Conjunctival myxoma: A case report and review of a rare tumor
Seong Eun Lee, Sung Bok Lee, Kyunghee Kim, Jae Yun Sung- General Medicine
Rationale:
Conjunctival myxoma is a rare benign tumor, which can mimic more common conjunctival lesions such as a cyst, lymphangioma, amelanotic nevus, neurofibroma, amelanotic melanoma, or lipoma. We describe a patient with the conjunctival myxoma, who was initially misdiagnosed as a conjunctival cyst. This case report includes intraoperative photographs and various immunohistochemical staining images.
Patients concerns:
A 55-year-old woman presented with a painless mass in the superotemporal conjunctiva of the left eye, which she had noticed 1 month ago. The patient had no previous history of trauma or eye surgery. Slit-lamp examination revealed a well-circumscribed, freely movable, pinkish, semi-translucent mass on the temporal bulbar conjunctiva, suggestive of a conjunctival cyst.
Diagnoses:
Histopathological analysis showed stellate- and spindle-shaped cells within the loose myxoid stroma, confirming a diagnosis of conjunctival myxoma.
Interventions:
The conjunctival lesion was completely excised under local anesthesia.
Outcomes:
After 4 months of follow-up, the patient remained in good health without recurrence of the conjunctival lesion and no evidence of any systemic abnormality.
Lessons:
Myxoma is an extremely uncommon benign tumor derived from primitive mesenchyme.
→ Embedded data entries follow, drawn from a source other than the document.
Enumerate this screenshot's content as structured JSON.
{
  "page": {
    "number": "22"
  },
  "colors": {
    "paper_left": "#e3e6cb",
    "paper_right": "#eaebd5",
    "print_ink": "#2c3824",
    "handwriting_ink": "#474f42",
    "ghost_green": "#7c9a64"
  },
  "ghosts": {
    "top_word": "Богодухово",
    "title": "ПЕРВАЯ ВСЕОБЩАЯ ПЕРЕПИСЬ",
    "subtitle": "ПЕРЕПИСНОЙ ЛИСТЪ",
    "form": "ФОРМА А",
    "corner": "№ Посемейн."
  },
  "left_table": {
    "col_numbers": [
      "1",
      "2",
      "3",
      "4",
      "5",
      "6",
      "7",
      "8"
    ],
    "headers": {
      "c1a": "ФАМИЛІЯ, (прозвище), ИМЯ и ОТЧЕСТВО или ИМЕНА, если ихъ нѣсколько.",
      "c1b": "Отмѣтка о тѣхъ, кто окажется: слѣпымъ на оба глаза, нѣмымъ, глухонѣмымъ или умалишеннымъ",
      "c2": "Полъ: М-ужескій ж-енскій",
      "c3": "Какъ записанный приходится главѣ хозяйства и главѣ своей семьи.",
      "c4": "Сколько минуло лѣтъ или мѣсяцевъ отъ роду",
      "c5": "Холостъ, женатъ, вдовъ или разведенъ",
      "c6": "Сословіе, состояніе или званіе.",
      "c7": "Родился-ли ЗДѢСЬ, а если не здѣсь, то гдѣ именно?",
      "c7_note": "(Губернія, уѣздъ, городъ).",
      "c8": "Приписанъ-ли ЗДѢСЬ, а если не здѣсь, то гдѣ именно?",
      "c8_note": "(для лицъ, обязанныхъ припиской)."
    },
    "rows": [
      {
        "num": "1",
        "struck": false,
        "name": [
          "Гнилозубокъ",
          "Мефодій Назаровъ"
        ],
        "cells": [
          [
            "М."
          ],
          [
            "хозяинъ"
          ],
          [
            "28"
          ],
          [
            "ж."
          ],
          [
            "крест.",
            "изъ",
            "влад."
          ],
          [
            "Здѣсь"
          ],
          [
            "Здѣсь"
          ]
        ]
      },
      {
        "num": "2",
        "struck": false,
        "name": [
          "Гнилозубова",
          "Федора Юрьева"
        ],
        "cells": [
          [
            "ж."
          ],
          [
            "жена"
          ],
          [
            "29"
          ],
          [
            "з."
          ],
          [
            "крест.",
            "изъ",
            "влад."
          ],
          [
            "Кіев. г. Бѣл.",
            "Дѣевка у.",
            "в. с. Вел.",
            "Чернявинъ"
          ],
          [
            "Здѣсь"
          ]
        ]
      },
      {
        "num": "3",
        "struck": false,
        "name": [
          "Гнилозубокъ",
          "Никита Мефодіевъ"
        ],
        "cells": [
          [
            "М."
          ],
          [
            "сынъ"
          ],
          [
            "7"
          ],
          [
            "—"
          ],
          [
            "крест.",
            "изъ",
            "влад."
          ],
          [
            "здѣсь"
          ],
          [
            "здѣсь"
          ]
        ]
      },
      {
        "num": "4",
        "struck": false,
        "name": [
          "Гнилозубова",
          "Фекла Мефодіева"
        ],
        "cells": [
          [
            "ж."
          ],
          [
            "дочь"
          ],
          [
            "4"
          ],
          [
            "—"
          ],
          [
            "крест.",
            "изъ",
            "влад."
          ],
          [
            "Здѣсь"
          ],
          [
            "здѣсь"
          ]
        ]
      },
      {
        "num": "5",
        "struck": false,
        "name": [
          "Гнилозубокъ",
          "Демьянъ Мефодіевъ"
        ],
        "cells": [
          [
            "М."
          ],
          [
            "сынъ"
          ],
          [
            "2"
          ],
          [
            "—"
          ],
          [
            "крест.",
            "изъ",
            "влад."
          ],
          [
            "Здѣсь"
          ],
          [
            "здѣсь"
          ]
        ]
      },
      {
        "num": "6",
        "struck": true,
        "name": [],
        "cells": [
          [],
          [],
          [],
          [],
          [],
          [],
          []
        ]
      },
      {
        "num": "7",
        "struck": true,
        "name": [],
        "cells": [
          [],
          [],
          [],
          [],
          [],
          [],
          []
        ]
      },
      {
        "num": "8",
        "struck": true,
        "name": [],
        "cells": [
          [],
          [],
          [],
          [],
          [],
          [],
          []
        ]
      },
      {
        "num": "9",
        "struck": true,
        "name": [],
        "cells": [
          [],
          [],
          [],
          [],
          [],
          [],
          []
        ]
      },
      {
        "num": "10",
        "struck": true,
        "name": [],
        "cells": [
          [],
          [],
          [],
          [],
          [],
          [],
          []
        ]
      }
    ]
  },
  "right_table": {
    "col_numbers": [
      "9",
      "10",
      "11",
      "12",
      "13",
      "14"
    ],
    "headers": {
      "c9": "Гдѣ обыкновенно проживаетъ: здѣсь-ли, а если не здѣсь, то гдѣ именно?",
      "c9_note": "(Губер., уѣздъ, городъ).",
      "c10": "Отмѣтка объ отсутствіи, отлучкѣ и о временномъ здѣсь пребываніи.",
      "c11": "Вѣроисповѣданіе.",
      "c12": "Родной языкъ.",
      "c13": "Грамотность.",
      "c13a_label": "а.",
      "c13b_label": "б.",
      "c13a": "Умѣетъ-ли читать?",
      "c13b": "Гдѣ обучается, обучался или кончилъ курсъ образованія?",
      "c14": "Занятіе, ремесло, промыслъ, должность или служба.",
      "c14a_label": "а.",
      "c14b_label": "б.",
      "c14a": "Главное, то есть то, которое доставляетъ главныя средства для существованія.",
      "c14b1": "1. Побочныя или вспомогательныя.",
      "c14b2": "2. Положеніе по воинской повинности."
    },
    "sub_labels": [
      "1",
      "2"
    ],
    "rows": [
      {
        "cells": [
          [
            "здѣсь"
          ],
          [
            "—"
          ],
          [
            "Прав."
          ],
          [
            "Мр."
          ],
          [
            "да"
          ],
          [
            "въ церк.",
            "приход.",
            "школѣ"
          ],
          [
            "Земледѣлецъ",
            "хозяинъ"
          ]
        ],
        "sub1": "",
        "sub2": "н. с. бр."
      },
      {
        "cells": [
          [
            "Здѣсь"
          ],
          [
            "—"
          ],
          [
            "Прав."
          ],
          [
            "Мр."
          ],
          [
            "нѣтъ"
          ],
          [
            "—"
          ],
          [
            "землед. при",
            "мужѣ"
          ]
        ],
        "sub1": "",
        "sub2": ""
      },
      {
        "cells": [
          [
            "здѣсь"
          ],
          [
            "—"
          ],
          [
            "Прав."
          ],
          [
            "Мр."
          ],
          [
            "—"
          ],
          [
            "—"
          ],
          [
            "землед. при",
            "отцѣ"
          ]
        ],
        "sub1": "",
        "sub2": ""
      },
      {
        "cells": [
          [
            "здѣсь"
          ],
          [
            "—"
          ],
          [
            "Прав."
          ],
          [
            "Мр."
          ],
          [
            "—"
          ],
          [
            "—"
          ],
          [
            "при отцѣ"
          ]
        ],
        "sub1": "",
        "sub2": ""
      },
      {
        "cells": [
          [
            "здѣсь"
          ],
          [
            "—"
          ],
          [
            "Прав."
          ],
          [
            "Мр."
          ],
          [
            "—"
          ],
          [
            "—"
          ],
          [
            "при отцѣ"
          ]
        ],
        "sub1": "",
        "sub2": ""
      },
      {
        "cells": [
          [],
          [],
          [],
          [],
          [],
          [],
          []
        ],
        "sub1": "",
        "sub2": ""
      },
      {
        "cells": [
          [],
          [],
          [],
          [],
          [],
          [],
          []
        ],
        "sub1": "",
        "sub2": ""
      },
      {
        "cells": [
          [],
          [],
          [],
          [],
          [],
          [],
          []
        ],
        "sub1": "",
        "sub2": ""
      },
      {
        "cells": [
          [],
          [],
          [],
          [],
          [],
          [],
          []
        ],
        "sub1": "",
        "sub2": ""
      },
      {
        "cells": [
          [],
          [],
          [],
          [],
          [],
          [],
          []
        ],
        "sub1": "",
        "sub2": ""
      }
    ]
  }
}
Considering the rarity of the tumor and its similarity to other conjunctival tumors, diagnosis can be challenging. Ophthalmologists should consider myxoma as a possible differential diagnosis when encountering conjunctival lesions. Surgical excision is essential to confirm the diagnosis and careful systemic evaluation is required to prevent potentially life-threatening underlying systemic conditions.